The great poet Basho lives in the woods and shares the cherries from his cherry tree with the local foxes. But one tricky fox becomes greedy––He uses his magic to turn three river stones into gold coins, and then tricks Basho into giving up all of the cherries. When the fox returns to gloat over his victory, he discovers that Basho is content. Wiser than the fox, Basho knows that a poem inspired by the beauty of the river stones is more valuable than gold. Oki S. Han’s watercolors evoke ancient Japan in this sequel to the New York Times bestseller Basho and the Fox.
This story has great illustrations and is one you and your child will love to learn from, as it’s message is full of wisdom about the value things have.
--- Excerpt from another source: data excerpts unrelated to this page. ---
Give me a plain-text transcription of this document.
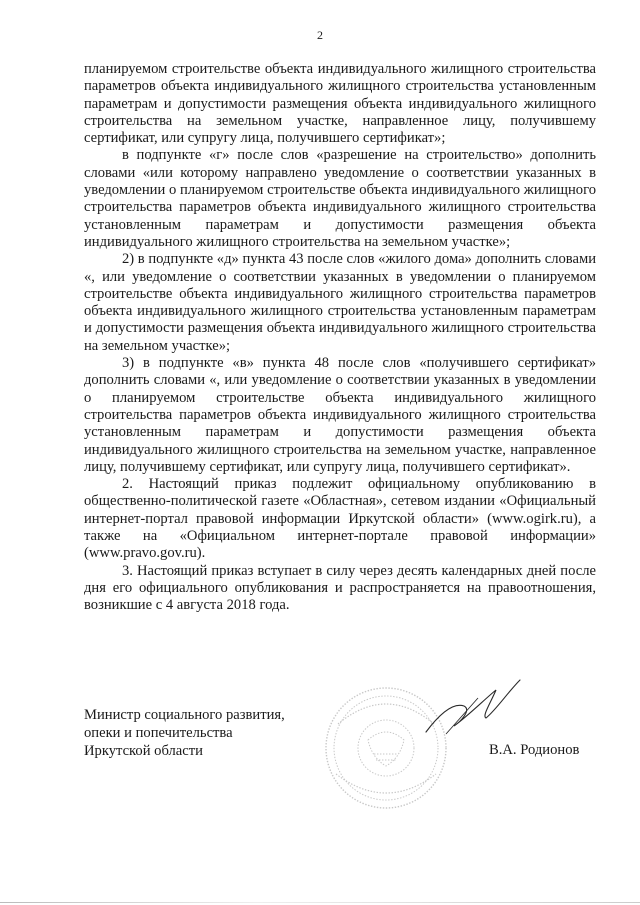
2

планируемом строительстве объекта индивидуального жилищного строительства параметров объекта индивидуального жилищного строительства установленным параметрам и допустимости размещения объекта индивидуального жилищного строительства на земельном участке, направленное лицу, получившему сертификат, или супругу лица, получившего сертификат»;

в подпункте «г» после слов «разрешение на строительство» дополнить словами «или которому направлено уведомление о соответствии указанных в уведомлении о планируемом строительстве объекта индивидуального жилищного строительства параметров объекта индивидуального жилищного строительства установленным параметрам и допустимости размещения объекта индивидуального жилищного строительства на земельном участке»;

2) в подпункте «д» пункта 43 после слов «жилого дома» дополнить словами «, или уведомление о соответствии указанных в уведомлении о планируемом строительстве объекта индивидуального жилищного строительства параметров объекта индивидуального жилищного строительства установленным параметрам и допустимости размещения объекта индивидуального жилищного строительства на земельном участке»;

3) в подпункте «в» пункта 48 после слов «получившего сертификат» дополнить словами «, или уведомление о соответствии указанных в уведомлении о планируемом строительстве объекта индивидуального жилищного строительства параметров объекта индивидуального жилищного строительства установленным параметрам и допустимости размещения объекта индивидуального жилищного строительства на земельном участке, направленное лицу, получившему сертификат, или супругу лица, получившего сертификат».

2. Настоящий приказ подлежит официальному опубликованию в общественно-политической газете «Областная», сетевом издании «Официальный интернет-портал правовой информации Иркутской области» (www.ogirk.ru), а также на «Официальном интернет-портале правовой информации» (www.pravo.gov.ru).

3. Настоящий приказ вступает в силу через десять календарных дней после дня его официального опубликования и распространяется на правоотношения, возникшие с 4 августа 2018 года.

Министр социального развития,
опеки и попечительства
Иркутской области	В.А. Родионов
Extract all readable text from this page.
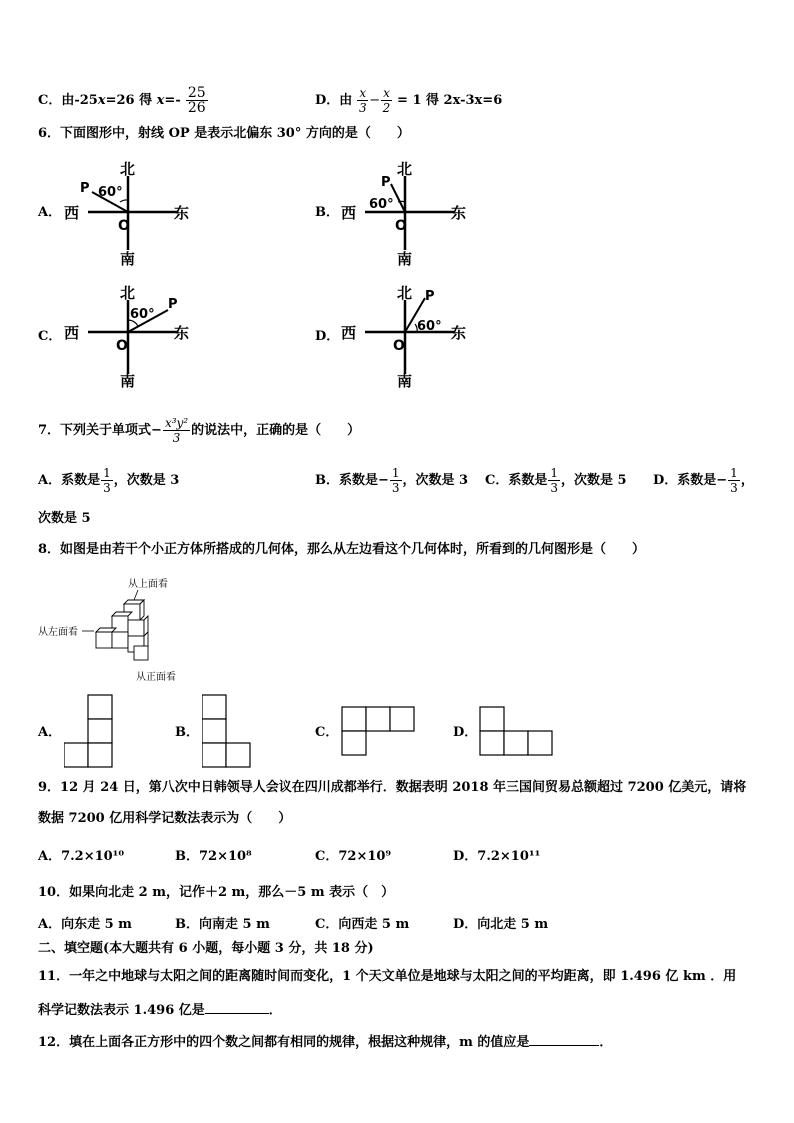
C．由-25x=26 得 $x=- \frac{25}{26}$	D．由 $\frac{x}{3} - \frac{x}{2} = 1$ 得 2x-3x=6
6．下面图形中，射线 OP 是表示北偏东 30° 方向的是（　　）
A．	B．
C．	D．
北
南
西	东
O
P 60°
北
南
西	东
O
P
60°
北
南
西	东
O
P
60°
北
南
西	东
O
P
60°
7．下列关于单项式− $\frac{\text{x³y²}}{3}$ 的说法中，正确的是（　　）
A．系数是 $\frac{1}{3}$ ，次数是 3	B．系数是− $\frac{1}{3}$ ，次数是 3 C．系数是 $\frac{1}{3}$ ，次数是 5 D．系数是− $\frac{1}{3}$ ，
次数是 5
8．如图是由若干个小正方体所搭成的几何体，那么从左边看这个几何体时，所看到的几何图形是（　　）
从上面看
从左面看
从正面看
A．	B．	C．	D．
9．12 月 24 日，第八次中日韩领导人会议在四川成都举行．数据表明 2018 年三国间贸易总额超过 7200 亿美元，请将
数据 7200 亿用科学记数法表示为（　　）
A．7.2×10¹⁰	B．72×10⁸	C．72×10⁹	D．7.2×10¹¹
10．如果向北走 2 m，记作＋2 m，那么－5 m 表示（　）
A．向东走 5 m	B．向南走 5 m	C．向西走 5 m	D．向北走 5 m
二、填空题(本大题共有 6 小题，每小题 3 分，共 18 分)
11．一年之中地球与太阳之间的距离随时间而变化，1 个天文单位是地球与太阳之间的平均距离，即 1.496 亿 km ．用
科学记数法表示 1.496 亿是	．
12．填在上面各正方形中的四个数之间都有相同的规律，根据这种规律，m 的值应是	．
I especially love the poetry in the story.
Tim J. Myers is a writer, songwriter, storyteller, and senior lecturer at Santa Clara University. His children’s books have won recognition from the New York Times, NPR, and the Smithsonian; he has 15 out and more on the way. He’s published over 140 poems, won a first prize in a poetry contest judged by John Updike, has four books of adult poetry out, published a nonfiction book on fatherhood, and won a major prize in science fiction. He won the West Coast Songwriters Saratoga Chapter Song of the Year and the 2012 SCBWI Magazine Merit Award for Fiction.
Tim can whistle and hum at the same time, though he hasn’t won any awards for that—yet.